As a group, talk through the process. Feel free to use these questions to guide your discussion:
- What is working about this process? What is not working?
- Where does work get stuck? Are there any recurring bottlenecks or blockers in this process?
- What issues are getting team members or customers frustrated?
- What is causing costs to rise or quality to decline?
- What do the issues with this process prevent us from accomplishing?
- What do we need to do in order to make this process work for us?
There are many ways to hold this conversation as a team. A group discussion (in person or virtual, as it may be) is certainly one way to go about it – but you might get more thoughtful responses if you send out some of these questions in advance. Encourage team members to spend some time reflecting on the process and jotting down their thoughts before the meeting, so that you can have a more productive conversation.
Redesign the process
After thoroughly analyzing the process, it’s time to redesign it or make changes to eliminate the problems you’ve identified. Work closely with the people who are directly involved in the process, who might suggest new approaches. Also, they will be more likely to accept changes if they’ve been included in the discussion about business process improvement at an early stage.

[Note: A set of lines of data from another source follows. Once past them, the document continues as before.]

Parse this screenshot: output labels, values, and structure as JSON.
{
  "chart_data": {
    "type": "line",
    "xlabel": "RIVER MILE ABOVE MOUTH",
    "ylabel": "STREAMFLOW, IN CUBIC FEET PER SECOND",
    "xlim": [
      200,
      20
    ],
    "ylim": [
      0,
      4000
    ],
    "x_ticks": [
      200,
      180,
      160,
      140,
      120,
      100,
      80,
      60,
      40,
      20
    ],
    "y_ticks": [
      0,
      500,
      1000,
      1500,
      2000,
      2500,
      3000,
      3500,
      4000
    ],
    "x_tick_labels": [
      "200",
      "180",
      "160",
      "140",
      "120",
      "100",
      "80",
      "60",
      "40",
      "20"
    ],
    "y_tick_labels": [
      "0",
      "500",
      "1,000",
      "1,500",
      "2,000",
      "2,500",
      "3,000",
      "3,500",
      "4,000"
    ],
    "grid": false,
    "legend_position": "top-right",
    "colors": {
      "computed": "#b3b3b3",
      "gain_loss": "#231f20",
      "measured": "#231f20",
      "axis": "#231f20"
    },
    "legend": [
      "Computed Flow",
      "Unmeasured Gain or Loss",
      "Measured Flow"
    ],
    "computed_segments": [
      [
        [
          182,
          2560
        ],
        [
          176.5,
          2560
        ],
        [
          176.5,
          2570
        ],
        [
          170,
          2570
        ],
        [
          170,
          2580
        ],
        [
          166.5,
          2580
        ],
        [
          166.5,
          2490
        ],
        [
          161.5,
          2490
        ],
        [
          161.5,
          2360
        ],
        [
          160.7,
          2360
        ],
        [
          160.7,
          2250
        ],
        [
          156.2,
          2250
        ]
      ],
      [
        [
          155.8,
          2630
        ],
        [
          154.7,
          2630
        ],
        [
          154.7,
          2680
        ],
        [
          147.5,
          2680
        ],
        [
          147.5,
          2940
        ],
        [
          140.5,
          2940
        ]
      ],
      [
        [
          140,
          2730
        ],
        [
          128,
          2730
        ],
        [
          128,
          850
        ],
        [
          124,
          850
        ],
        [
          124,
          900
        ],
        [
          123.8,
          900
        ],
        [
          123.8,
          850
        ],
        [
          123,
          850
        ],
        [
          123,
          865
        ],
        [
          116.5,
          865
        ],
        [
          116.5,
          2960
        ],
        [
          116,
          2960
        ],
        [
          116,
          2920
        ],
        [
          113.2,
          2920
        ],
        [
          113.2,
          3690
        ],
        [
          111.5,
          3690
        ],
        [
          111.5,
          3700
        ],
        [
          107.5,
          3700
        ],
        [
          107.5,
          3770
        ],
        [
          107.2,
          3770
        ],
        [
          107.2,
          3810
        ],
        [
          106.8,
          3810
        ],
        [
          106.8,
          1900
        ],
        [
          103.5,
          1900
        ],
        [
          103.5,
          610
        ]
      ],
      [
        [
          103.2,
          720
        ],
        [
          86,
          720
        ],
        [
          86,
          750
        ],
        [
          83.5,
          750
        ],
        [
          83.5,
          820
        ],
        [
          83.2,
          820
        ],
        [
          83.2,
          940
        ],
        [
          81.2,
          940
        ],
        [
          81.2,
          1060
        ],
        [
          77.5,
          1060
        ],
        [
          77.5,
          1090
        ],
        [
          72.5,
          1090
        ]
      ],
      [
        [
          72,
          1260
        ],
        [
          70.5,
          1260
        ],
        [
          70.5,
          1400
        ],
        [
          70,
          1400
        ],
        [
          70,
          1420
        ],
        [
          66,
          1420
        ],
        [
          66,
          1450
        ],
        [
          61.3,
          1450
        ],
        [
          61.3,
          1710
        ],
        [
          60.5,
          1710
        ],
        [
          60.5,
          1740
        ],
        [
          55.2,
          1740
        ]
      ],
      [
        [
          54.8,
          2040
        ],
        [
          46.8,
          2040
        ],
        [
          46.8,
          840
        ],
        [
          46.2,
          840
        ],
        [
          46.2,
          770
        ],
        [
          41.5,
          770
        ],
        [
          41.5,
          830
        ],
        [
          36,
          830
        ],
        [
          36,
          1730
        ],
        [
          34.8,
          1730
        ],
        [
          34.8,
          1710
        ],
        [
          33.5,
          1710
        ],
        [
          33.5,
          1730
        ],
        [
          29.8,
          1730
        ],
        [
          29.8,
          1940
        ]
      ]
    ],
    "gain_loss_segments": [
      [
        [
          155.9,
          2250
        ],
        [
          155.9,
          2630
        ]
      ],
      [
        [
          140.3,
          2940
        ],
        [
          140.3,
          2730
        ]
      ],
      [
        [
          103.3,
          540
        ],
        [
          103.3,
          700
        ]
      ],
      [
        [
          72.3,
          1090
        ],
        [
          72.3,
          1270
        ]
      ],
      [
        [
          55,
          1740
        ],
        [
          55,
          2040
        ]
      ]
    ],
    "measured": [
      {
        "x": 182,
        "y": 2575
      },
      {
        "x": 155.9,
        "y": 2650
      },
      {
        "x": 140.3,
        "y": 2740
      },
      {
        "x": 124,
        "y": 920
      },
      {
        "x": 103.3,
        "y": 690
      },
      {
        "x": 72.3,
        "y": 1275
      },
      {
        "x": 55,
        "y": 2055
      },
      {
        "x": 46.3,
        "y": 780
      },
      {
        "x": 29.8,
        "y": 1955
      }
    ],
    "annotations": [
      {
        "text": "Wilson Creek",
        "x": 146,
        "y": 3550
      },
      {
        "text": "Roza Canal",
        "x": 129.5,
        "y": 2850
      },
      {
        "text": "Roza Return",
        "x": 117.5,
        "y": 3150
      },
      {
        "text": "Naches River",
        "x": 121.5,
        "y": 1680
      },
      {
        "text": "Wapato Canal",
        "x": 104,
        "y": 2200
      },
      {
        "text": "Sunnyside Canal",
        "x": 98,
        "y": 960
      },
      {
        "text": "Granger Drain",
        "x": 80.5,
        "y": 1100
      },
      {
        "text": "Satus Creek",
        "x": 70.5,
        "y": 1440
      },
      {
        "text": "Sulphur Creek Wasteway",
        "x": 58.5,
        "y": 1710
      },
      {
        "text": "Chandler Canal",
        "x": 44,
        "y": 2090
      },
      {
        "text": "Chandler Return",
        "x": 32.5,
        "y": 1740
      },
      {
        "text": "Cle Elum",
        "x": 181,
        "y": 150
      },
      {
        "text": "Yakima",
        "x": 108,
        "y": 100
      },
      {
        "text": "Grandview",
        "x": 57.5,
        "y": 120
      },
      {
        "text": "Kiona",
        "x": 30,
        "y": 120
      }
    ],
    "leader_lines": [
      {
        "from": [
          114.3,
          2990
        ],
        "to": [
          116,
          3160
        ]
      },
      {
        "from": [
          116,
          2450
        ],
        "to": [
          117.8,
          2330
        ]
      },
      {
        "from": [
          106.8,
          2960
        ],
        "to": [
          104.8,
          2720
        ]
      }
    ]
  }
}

Make sure everyone understands what the process is meant to do and then explore how the team can address the problems identified. Depending on how complex the process is, it might make sense to conduct an impact analysis to understand the full effects of the process changes.
The next step is to acquire the resources needed to implement the new process. Make a list of everything needed, including guidance from senior managers or colleagues in departments such as IT, finance, or human resources. Communicate with each of these groups to make sure they understand how the new process will benefit the organization, and what will be required of them in order to make the planned improvements.
Implement and communicate change
Your activities related to business process improvement might involve changing existing systems, teams, or processes. Consider running a pilot first, to check for potential problems before a wider rollout.
Keep in mind that change is not always easy for individuals or teams, and sometimes is resisted. Involving people who might be affected by the changes early, and seeking their input, can help to encourage buy-in.
Before you implement changes, discuss some key indicators you will use to assess whether your improvements are having their intended effect.
Then, after rolling out the new process, closely track how things are working in the weeks that follow to make sure the enhanced process is performing as expected. Monitoring also enables you to fix any problems that might occur. Check in with the people involved in the new process to see how it’s working and if any additional changes are needed.
Continuous Process Improvement Matters
Business process improvement is a muscle that organizations, and the individuals within them, can work to strengthen over time. The more comfortable your organization becomes with process improvement, the easier it will be – and the results will speak for themselves.